A moss-covered green roof may make you feel as if you’ve stepped into a fairy tale, replete with a charming little woodcutter’s hut. Moss, on the other hand, is more of a nightmare than a fantasy in the actual world. If left untreated, the clumpy foliage can destroy practically any roofing material—most typically wood and asphalt, but also metal, clay, and concrete—shortening its lifespan dramatically.
Remove All Moss From Your Roof Shingles With a Hose and a Brush
Place a ladder carefully near the mossy area, and put on slip-resistant shoes, old clothes, rubber gloves, and eye protection. (You might also want to use a safety rope to keep yourself safe.)
Using ordinary water, hose down the area at a downward angle.
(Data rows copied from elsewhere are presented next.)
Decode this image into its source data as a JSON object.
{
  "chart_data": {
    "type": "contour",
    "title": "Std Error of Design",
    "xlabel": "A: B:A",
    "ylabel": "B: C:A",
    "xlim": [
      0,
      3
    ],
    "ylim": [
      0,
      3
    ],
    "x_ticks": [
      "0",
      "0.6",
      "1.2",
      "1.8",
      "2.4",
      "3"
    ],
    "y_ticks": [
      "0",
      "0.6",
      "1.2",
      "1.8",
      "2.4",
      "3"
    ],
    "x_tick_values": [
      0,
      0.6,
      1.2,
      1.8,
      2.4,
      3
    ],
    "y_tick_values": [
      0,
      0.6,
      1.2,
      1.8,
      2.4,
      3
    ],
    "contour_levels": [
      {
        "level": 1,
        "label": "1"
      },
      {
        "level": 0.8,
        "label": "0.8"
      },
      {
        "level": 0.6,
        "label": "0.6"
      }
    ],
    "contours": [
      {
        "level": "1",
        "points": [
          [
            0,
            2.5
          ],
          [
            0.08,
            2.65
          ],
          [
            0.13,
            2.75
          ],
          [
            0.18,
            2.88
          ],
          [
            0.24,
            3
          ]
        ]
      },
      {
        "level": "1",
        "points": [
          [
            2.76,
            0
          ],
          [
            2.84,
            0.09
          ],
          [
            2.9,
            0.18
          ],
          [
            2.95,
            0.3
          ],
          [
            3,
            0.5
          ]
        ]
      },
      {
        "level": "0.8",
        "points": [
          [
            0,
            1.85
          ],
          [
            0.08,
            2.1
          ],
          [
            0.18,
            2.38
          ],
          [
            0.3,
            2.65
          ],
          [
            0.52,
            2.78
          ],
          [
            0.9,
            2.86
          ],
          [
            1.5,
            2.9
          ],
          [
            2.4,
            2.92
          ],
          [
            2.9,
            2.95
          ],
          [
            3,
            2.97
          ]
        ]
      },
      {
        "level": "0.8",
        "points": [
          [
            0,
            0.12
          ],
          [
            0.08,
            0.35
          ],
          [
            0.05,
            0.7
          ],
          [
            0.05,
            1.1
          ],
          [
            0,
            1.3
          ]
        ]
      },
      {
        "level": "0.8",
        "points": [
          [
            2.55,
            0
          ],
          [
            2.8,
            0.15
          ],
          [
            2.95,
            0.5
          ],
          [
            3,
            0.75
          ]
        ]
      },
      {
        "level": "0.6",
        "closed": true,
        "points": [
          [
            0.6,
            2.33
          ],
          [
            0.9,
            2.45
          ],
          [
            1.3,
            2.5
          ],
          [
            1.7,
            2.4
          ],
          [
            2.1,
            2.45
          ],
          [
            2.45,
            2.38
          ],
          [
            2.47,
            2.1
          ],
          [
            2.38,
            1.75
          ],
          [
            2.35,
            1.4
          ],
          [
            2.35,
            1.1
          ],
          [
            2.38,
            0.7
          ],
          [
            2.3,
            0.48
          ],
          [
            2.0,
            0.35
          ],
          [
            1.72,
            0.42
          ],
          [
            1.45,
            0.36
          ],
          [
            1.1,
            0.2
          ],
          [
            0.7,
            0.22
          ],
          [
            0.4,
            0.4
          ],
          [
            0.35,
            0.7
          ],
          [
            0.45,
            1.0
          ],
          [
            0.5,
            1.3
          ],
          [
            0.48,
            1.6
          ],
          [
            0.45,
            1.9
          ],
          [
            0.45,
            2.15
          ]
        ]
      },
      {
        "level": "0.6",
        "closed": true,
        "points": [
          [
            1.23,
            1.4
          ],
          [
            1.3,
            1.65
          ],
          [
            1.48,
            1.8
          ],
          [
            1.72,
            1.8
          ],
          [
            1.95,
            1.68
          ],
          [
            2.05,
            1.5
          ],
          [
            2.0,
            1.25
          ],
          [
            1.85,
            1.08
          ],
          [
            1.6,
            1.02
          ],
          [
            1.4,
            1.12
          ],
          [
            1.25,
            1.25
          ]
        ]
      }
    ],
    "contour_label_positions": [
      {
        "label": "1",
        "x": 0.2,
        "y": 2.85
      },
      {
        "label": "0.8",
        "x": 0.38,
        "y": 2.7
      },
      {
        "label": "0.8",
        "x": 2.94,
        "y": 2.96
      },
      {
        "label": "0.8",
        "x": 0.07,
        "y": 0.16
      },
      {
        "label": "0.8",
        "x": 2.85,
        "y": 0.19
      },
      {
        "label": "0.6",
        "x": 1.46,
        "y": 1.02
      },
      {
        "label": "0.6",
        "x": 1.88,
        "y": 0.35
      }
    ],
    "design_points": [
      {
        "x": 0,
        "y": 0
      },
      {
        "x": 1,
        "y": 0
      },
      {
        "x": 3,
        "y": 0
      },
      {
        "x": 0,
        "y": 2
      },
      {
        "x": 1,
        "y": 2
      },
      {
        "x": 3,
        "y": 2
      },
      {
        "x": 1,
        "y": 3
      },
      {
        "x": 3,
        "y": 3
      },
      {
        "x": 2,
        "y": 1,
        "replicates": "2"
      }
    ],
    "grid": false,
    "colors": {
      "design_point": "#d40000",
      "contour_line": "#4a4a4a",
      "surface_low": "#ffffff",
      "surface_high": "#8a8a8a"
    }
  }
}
Then scrub the moss off the roof using a long-handled soft-bristle scrub brush, scrubbing from the top down to prevent lifting tiles. To avoid ripping, splitting, or breaking the shingles, rub gently—don’t scrape, scour, or pound on the roof—and work in small sections at a time.
To Remove The Moss, Use a Store-Bought or Homemade Cleaning Solution
There are a range of commercial cleaning treatments as well as homemade roof moss killer remedies that will get the job done if your moss problem demands more than a basic scrub. Wait until the following cloudy day to take your cleanser to the roof—you don’t want the solution to evaporate too rapidly. Remember that both commercial and DIY spray cleaners can harm sensitive plants and discolor siding, decks, or pathways, so cover your work area with plastic sheeting before you begin.
Install Zinc or Copper on The Roof to Prevent Further Moss Growth
Install strips of zinc- or copper-coated sheet metal slightly below the top ridge on both sides of the roof to prevent moss from returning. Copper is more harmful to moss and algae than zinc, but zinc is cheaper. Sheet metal is available in rolls that may be cut into two- to four-inch strips. Roofing nails or screws with a rubber washer are used to secure the strips to the roof.
You should also prune any tree limbs that dangle over the roof, as natural sunlight is a great moss deterrent.